North Korea has recently been touting its drone program, a relatively new addition to its arsenal.
It has prominently displayed large drone-like aircraft in military parades.
According to the North’s state-run media, North Korean leader Kim Jong-un watched a drone attack drill on a simulated South Korean target last year.
If the South Korean claims that the drones were from the North are true, they would be the first solid, public evidence that North Korea is using its drones to infiltrate South Korean airspace, including the skies over the capital Seoul and its surroundings.
The captured drones were basic, at best, experts said.
One crashed in Paju, a city near the land border with North Korea, on March 24.
The other crashed on Baengnyeong Island on Monday.
South Korean defense officials say they are rudimentary, equipped with Japanese-made cameras capable of taking only still photos that cannot be transmitted in real time, but must instead be retrieved.
The Paju drone was equipped with a Canon camera and the other one carried a Nikon camera.
South Korean Defense Ministry spokesman Kim Min-seok said the Canon camera can be bought for about 1 million won (about US$950) on the Internet.
Both drones were painted sky blue, probably cost only a few thousand US dollars to build and were 1.4m and 1.8m long — giving them the appearance of the large model planes associated more with hobbyists than militaries.
Kim Min-seok, in a briefing on Thursday, said lettering on the battery of the drone found at Paju and other forensic evidence suggest it was of North Korean origin.
Defense officials say it took 193 photos of Seoul, Paju and other areas, but refused to disclose which specific sites.
The second drone took photos of two front-line islands — Socheong and Daecheong — near the disputed western sea boundary with North Korea.
Kim Min-seok said the first drone probably crashed due to an engine problem and the second ran out of fuel.
They evaded detection because they are so small and made of polycarbonate.
While the capture of the two surveillance drones appears to offer a rare glimpse into the North’s technology, analysts said they do not necessarily represent the best unmanned aerial vehicles the North can field.
They added that the captured drones — and anything else the North is likely to have — are a far cry from the US-made Global Hawk unmanned aerial vehicle, which South Korea plans to introduce to its military in the near future, at about US$208 million a pop.

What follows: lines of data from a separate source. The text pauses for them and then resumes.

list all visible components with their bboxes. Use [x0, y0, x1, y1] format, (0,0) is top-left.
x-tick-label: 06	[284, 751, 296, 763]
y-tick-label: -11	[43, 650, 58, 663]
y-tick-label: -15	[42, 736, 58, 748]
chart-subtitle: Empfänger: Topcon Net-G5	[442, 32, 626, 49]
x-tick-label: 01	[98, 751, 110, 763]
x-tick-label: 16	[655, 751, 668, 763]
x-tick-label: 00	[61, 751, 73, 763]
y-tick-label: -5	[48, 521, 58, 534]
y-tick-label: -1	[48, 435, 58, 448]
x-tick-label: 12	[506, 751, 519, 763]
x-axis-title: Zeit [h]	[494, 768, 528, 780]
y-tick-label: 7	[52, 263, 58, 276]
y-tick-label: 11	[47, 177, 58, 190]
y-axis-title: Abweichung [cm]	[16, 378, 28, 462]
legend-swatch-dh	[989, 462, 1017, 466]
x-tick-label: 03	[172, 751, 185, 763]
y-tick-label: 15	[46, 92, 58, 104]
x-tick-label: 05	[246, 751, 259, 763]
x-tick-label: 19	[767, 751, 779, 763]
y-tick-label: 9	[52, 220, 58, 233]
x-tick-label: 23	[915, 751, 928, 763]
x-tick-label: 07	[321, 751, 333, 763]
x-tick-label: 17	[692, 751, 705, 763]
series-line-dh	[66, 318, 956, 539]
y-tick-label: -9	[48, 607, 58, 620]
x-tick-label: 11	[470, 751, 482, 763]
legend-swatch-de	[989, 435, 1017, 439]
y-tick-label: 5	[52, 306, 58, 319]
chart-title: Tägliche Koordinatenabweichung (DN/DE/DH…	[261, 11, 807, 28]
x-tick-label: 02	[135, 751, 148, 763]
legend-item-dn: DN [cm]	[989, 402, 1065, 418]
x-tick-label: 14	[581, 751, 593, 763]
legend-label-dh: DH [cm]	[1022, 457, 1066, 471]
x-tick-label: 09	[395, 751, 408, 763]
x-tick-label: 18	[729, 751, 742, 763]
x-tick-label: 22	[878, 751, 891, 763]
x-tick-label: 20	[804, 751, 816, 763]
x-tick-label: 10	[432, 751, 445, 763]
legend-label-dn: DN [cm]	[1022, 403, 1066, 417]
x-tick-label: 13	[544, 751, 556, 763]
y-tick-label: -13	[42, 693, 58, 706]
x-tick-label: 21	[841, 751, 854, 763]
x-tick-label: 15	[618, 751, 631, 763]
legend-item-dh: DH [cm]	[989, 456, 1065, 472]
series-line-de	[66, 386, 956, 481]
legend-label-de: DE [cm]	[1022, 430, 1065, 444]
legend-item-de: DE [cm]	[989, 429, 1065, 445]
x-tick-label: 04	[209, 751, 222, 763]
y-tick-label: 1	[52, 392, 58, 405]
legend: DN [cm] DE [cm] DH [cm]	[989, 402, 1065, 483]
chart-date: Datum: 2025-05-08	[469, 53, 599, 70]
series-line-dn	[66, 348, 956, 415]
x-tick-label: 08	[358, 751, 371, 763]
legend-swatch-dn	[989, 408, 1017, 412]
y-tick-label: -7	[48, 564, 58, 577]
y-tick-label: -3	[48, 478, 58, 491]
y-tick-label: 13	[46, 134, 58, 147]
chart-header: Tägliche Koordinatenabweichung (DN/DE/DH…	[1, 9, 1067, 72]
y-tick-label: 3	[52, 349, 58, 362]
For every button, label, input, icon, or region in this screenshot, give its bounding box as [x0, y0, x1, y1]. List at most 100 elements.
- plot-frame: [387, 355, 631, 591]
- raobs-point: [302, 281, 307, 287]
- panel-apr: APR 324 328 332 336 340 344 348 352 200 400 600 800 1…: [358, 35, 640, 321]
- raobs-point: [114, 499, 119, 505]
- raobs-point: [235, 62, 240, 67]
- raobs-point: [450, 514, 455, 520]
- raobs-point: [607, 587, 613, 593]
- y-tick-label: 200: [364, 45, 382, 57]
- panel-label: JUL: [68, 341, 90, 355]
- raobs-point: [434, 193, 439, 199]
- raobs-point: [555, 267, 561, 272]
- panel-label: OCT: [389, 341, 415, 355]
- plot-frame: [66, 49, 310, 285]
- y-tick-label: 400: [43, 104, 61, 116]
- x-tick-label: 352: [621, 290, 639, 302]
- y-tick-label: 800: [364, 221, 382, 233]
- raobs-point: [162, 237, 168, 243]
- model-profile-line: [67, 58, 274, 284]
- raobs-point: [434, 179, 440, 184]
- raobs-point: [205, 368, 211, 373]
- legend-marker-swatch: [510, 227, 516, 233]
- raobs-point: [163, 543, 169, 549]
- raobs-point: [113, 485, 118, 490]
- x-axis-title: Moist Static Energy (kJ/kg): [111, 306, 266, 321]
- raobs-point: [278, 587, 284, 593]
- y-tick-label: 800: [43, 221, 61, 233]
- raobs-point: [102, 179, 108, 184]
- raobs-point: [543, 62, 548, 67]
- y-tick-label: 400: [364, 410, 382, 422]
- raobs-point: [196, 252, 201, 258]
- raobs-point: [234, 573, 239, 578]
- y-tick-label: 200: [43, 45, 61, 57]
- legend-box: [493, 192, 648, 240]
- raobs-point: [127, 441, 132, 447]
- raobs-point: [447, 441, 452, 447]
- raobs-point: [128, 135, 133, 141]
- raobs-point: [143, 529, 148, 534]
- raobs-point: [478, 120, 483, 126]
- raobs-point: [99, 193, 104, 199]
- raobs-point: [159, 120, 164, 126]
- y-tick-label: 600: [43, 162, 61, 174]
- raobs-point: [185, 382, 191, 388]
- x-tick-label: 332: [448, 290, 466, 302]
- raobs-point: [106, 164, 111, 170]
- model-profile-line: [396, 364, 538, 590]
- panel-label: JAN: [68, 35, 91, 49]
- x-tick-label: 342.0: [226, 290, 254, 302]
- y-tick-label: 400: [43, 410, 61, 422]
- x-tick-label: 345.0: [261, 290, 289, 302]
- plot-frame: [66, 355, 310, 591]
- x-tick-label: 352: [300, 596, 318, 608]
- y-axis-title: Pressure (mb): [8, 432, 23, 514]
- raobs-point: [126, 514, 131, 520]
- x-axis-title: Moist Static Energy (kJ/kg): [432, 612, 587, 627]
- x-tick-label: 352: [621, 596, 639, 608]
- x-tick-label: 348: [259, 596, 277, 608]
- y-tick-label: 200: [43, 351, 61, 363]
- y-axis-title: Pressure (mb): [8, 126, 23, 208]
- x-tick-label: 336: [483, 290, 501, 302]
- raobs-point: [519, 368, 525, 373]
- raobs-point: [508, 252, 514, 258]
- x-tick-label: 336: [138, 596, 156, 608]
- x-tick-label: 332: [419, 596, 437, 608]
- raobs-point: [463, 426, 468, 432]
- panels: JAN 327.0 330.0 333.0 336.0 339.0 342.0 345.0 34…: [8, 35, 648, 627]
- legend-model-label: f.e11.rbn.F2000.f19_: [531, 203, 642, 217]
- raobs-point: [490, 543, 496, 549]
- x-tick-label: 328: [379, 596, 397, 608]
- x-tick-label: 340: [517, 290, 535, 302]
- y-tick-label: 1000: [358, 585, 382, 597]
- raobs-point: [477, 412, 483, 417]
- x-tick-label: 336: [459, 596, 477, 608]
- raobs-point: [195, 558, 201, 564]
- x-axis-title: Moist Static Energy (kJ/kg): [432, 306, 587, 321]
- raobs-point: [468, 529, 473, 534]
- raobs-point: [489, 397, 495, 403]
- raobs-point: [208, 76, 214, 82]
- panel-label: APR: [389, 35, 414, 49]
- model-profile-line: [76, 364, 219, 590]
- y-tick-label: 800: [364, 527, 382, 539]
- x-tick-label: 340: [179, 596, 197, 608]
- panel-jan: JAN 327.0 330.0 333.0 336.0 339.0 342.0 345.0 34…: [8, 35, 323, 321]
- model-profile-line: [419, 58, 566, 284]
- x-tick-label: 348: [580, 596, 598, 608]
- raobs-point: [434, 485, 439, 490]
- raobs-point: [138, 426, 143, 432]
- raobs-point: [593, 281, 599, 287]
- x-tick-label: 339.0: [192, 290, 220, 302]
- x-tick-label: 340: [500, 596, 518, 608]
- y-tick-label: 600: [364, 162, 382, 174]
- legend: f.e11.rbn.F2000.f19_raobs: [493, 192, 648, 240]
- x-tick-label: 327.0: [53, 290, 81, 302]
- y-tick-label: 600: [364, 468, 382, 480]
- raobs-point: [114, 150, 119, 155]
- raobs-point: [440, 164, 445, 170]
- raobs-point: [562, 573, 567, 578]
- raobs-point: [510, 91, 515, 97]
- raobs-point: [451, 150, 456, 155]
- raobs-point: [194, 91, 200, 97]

Analyst Go Myong-hyun at the Asan Institute for Policy Studies in Seoul said that although the captured drones would be useless on cloudy days or at night, they point to the North’s efforts to develop an “asymmetrical strategy to achieve maximum effect at the minimum cost.”
The claim that the drones were flown by the North was announced earlier this week just after North and South artillery batteries fired barrages into each other’s territorial waters in a tense, but in the end harmless game of military tit-for-tat.
“Our government and military were not aware of the flight of the drone even when it was on a potentially dangerous mission,” the mass-circulation JoongAng Ilbo said in an editorial.
Another major newspaper, the Chosun Ilbo, ran a front-page photo showing what it said was an aerial shot taken by the Paju drone of the South Korean presidential Blue House.